HTTPS-checker
This repository checks scholarly publishers and preprint archives for their HTTP(S) status. Upon initial full version it will be ported to the Liberate Science organization account.
The risk
When websites are HTTP, they do not encrypt the traffic. That way, anyway who gets in between can change content (a Man In The Middle; or MITM) without the user realizing. On the flipside, any content the user inputs (say: passwords) are unsecured and can be eavesdropped by anyone. BOOOOO! 😠
The progress
HTTPS anno 2018 is still the minority of webpages. Old webpages need to be upgraded, and new ones need to get certificates (I know, I was a sysadmin for some pages that had HTTP way too long!). Initiatives like CertBot and Let's Encrypt make HTTPS more readily available.
There is no longer an excuse for websites that attract substantial traffic, require users to input information (any kind), and depend on content integrity to not be HTTPS without clear reasons why.
Scholarly publishers need to have all of these --- they need to have HTTPS is the idea.

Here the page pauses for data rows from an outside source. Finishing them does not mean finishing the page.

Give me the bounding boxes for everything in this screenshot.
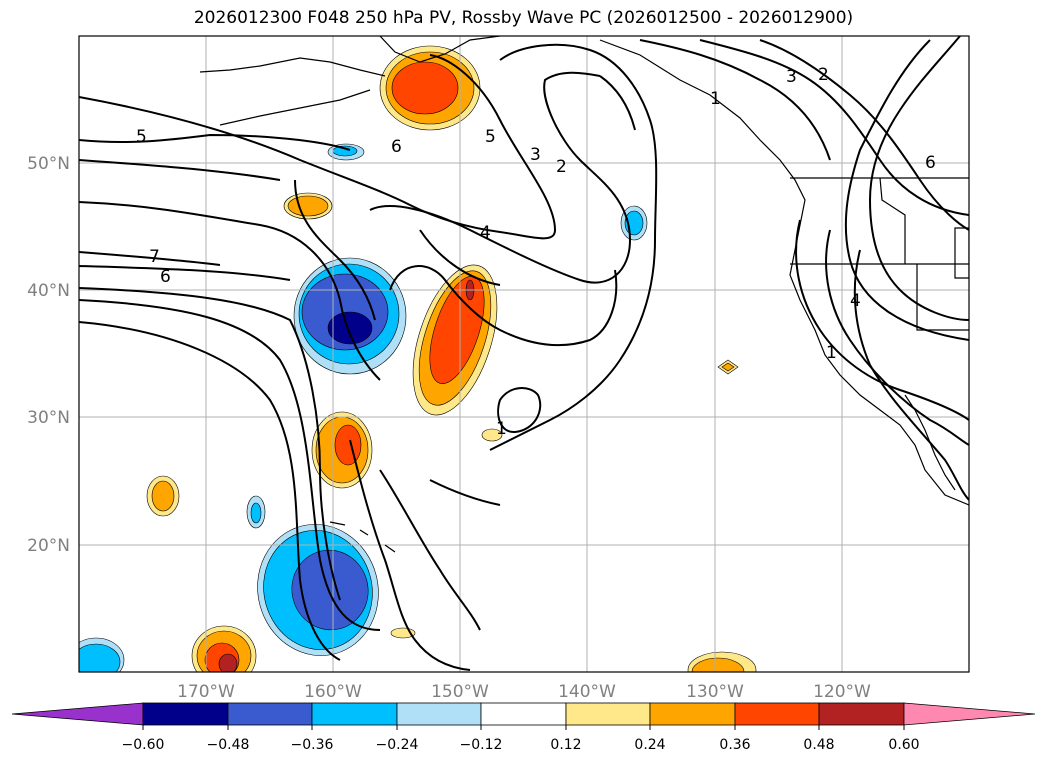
contour-label: 1 (496, 419, 507, 439)
contour-label: 5 (485, 127, 496, 147)
map-frame (78, 35, 970, 673)
lon-label: 150°W (431, 682, 489, 702)
lon-label: 140°W (558, 682, 616, 702)
colorbar-label: −0.60 (122, 737, 165, 753)
contour-label: 3 (530, 145, 541, 165)
colorbar-label: 0.36 (719, 737, 750, 753)
contour-label: 1 (710, 89, 721, 109)
colorbar-swatch (480, 702, 567, 726)
contour-label: 5 (136, 127, 147, 147)
map-panel (79, 36, 969, 672)
colorbar-ticks (142, 725, 905, 730)
lon-label: 120°W (813, 682, 871, 702)
contour-label: 6 (925, 153, 936, 173)
colorbar-label: 0.60 (888, 737, 919, 753)
contour-label: 7 (149, 247, 160, 267)
colorbar-swatch (396, 702, 482, 726)
lat-label: 50°N (27, 154, 70, 174)
colorbar-label: 0.12 (550, 737, 581, 753)
lat-label: 40°N (27, 281, 70, 301)
contour-label: 2 (556, 157, 567, 177)
colorbar-label: −0.24 (376, 737, 419, 753)
contour-label: 1 (826, 343, 837, 363)
colorbar-swatch (649, 702, 736, 726)
longitude-labels: 170°W 160°W 150°W 140°W 130°W 120°W (177, 682, 871, 702)
contour-label: 4 (850, 291, 861, 311)
colorbar-swatch (734, 702, 820, 726)
colorbar (11, 702, 1036, 726)
contour-label: 2 (818, 65, 829, 85)
pv-contour-labels: 5 6 5 3 2 4 7 6 3 2 1 6 4 1 1 (136, 65, 936, 439)
lon-label: 130°W (686, 682, 744, 702)
colorbar-swatch (311, 702, 398, 726)
colorbar-swatch (818, 702, 905, 726)
colorbar-extend-low (11, 702, 144, 726)
colorbar-label: 0.24 (634, 737, 665, 753)
graticule (79, 36, 969, 672)
lat-label: 20°N (27, 536, 70, 556)
pv-anomaly-shading (79, 45, 757, 672)
colorbar-label: −0.36 (291, 737, 334, 753)
map-title: 2026012300 F048 250 hPa PV, Rossby Wave … (193, 8, 854, 28)
contour-label: 4 (480, 223, 491, 243)
colorbar-extend-high (903, 702, 1036, 726)
contour-label: 6 (160, 267, 171, 287)
colorbar-swatch (227, 702, 313, 726)
lat-label: 30°N (27, 408, 70, 428)
colorbar-labels: −0.60 −0.48 −0.36 −0.24 −0.12 0.12 0.24 … (122, 737, 920, 753)
colorbar-label: −0.48 (207, 737, 250, 753)
latitude-labels: 50°N 40°N 30°N 20°N (27, 154, 70, 556)
lon-label: 170°W (177, 682, 235, 702)
colorbar-label: 0.48 (803, 737, 834, 753)
lon-label: 160°W (304, 682, 362, 702)
contour-label: 6 (391, 137, 402, 157)
coastlines (199, 36, 969, 553)
contour-label: 3 (786, 67, 797, 87)
colorbar-label: −0.12 (460, 737, 503, 753)
colorbar-swatch (565, 702, 651, 726)
pv-contours (79, 36, 969, 671)
colorbar-swatch (142, 702, 229, 726)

But we cannot hold them accountable or recognize their valiant efforts to upgrade to HTTPS if we don't monitor it. That's what this project is about.
The process
- Collect data about active publisher's use of HTTPS
- Identify the largest publishers without HTTPS to contact
- Track how they respond.
- Provide a visual interface to the data
- Extend the audit with more detailed security indicators, such as
Dependencies
Please ensure to have the following dependencies installed:
# curl https://bootstrap.pypa.io/get-pip.py -o get-pip.py
# sudo python3 get-pip.py
# https://github.com/dhs-ncats/pshtt
pip install pshtt --user
Code of conduct
This project is released with a Contributor Code of Conduct. By participating in this project you agree to abide by its terms. We welcome you with open arms if you are mindful and respectful of differences. You might not always understand another person's perspective; acknowledging that other people's feelings or perspectives are valid regardless of your understanding is prerequisite number one to being both mindful and respectful. We will not consider contributions if they are not done in a respectful manner, no matter how "genius" they might be.